Ce fantasme islamophobe complaisamment entretenu et ces logiques d’infériorisation de l’Autre entraînent inexorablement l’intolérance et la peur au lieu de la connaissance et de la coexistence. De ce point de vue, la phrase de K.Marx, «ils ne peuvent se représenter eux-mêmes ; ils doivent être représentés», est toujours et plus que jamais d’actualité. Appréhender l’Autre devient alors un enjeu de civilisation et c’est ce qu’entreprend Guéant à chacune de ses sorties islamophobes. Serait ce un traumatisme durable où: «Les cultures les plus avancées ont rarement proposé à l’individu autre chose que l’impérialisme, le racisme et l’ethnocentrisme pour ses rapports avec des cultures autres.» [2]
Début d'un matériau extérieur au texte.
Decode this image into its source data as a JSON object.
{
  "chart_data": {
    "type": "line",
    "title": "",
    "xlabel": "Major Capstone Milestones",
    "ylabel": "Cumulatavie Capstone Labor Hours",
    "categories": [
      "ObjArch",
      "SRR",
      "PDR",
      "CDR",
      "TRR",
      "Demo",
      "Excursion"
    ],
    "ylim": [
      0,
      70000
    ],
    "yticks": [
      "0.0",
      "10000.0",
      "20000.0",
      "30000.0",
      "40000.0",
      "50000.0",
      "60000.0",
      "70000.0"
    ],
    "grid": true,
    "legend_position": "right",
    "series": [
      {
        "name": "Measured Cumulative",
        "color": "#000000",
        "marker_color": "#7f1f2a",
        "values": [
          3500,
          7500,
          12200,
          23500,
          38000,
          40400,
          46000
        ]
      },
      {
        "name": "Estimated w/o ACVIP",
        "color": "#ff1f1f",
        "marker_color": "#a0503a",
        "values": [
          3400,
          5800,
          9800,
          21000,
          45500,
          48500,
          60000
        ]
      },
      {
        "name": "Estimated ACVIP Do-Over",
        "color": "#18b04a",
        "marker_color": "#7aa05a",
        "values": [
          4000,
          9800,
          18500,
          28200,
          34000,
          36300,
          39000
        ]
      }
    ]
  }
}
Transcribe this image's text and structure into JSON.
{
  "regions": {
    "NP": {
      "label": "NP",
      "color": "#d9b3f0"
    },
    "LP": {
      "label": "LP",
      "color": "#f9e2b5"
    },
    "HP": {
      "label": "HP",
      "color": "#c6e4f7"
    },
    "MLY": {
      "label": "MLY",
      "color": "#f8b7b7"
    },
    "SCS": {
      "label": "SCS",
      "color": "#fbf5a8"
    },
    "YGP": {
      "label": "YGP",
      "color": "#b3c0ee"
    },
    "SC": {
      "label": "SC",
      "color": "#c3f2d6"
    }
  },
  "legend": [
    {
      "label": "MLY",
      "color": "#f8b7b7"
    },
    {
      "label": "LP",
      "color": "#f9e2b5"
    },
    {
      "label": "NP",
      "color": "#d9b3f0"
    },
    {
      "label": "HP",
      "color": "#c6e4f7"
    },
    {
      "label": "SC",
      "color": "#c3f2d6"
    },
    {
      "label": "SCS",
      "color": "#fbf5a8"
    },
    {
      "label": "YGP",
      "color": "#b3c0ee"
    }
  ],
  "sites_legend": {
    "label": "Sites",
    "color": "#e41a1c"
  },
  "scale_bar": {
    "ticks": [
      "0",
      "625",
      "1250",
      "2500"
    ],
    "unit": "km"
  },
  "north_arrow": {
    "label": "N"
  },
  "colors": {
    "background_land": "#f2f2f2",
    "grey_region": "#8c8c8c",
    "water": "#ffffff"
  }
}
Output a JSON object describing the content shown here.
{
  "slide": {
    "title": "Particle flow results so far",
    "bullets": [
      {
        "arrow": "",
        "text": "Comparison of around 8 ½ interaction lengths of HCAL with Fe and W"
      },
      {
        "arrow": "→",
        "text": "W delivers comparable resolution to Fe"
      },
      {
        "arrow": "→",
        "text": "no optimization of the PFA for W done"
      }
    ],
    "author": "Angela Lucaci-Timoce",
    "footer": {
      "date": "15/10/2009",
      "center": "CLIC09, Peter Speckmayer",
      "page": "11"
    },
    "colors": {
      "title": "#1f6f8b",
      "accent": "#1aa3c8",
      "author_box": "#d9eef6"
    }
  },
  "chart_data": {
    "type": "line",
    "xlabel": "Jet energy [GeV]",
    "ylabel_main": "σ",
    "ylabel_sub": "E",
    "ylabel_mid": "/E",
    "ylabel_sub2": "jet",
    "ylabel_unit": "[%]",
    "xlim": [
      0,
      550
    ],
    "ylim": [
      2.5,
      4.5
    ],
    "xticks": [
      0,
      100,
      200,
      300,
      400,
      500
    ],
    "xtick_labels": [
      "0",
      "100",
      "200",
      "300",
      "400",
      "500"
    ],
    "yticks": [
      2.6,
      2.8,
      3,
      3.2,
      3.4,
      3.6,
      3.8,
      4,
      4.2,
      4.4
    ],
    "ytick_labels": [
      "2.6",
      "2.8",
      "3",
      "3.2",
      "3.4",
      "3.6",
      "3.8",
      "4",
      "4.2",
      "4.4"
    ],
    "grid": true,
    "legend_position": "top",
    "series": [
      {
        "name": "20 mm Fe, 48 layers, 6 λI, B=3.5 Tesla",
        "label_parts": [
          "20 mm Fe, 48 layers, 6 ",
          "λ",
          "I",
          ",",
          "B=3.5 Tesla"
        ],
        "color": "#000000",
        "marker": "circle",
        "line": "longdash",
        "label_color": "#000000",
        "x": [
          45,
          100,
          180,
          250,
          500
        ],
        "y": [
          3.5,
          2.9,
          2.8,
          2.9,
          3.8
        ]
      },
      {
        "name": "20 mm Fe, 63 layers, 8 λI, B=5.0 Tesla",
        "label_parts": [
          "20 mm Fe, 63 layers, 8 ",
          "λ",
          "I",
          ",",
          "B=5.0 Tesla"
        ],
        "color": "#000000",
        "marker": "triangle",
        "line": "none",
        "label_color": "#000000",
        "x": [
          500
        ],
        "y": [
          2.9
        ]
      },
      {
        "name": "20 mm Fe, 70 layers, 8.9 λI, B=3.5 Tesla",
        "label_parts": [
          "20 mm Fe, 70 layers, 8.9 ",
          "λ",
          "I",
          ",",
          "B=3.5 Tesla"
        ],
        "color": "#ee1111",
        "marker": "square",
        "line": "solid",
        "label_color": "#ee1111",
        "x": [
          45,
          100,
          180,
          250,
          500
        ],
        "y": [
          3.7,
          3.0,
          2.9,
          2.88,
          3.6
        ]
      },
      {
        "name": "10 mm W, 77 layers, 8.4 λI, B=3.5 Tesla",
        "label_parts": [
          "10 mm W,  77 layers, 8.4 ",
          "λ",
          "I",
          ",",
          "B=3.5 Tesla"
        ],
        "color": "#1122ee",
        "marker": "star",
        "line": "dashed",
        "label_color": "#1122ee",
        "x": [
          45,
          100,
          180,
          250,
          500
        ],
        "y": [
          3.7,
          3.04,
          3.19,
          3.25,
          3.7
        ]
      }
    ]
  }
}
Se complaire dans des discours d’apocalypse en galvaudant «ses valeurs» est une posture qui prône un retour illusoire aux comportements d’autrefois dont le bilan n’est nullement exemplaire car, entaché de tragiques égarements et de crimes contre la dignité humaine.
* Universitaire
Note :
[1] Edward W. Saïd, L’Orientalisme. L’Orient créé par l’Occident, Paris, Seuil, 1997.
[2] Edward W. Saïd a décortiqué ces mécanismes dans «Culture et impérialisme», Fayard/Le Monde diplomatique, 2000.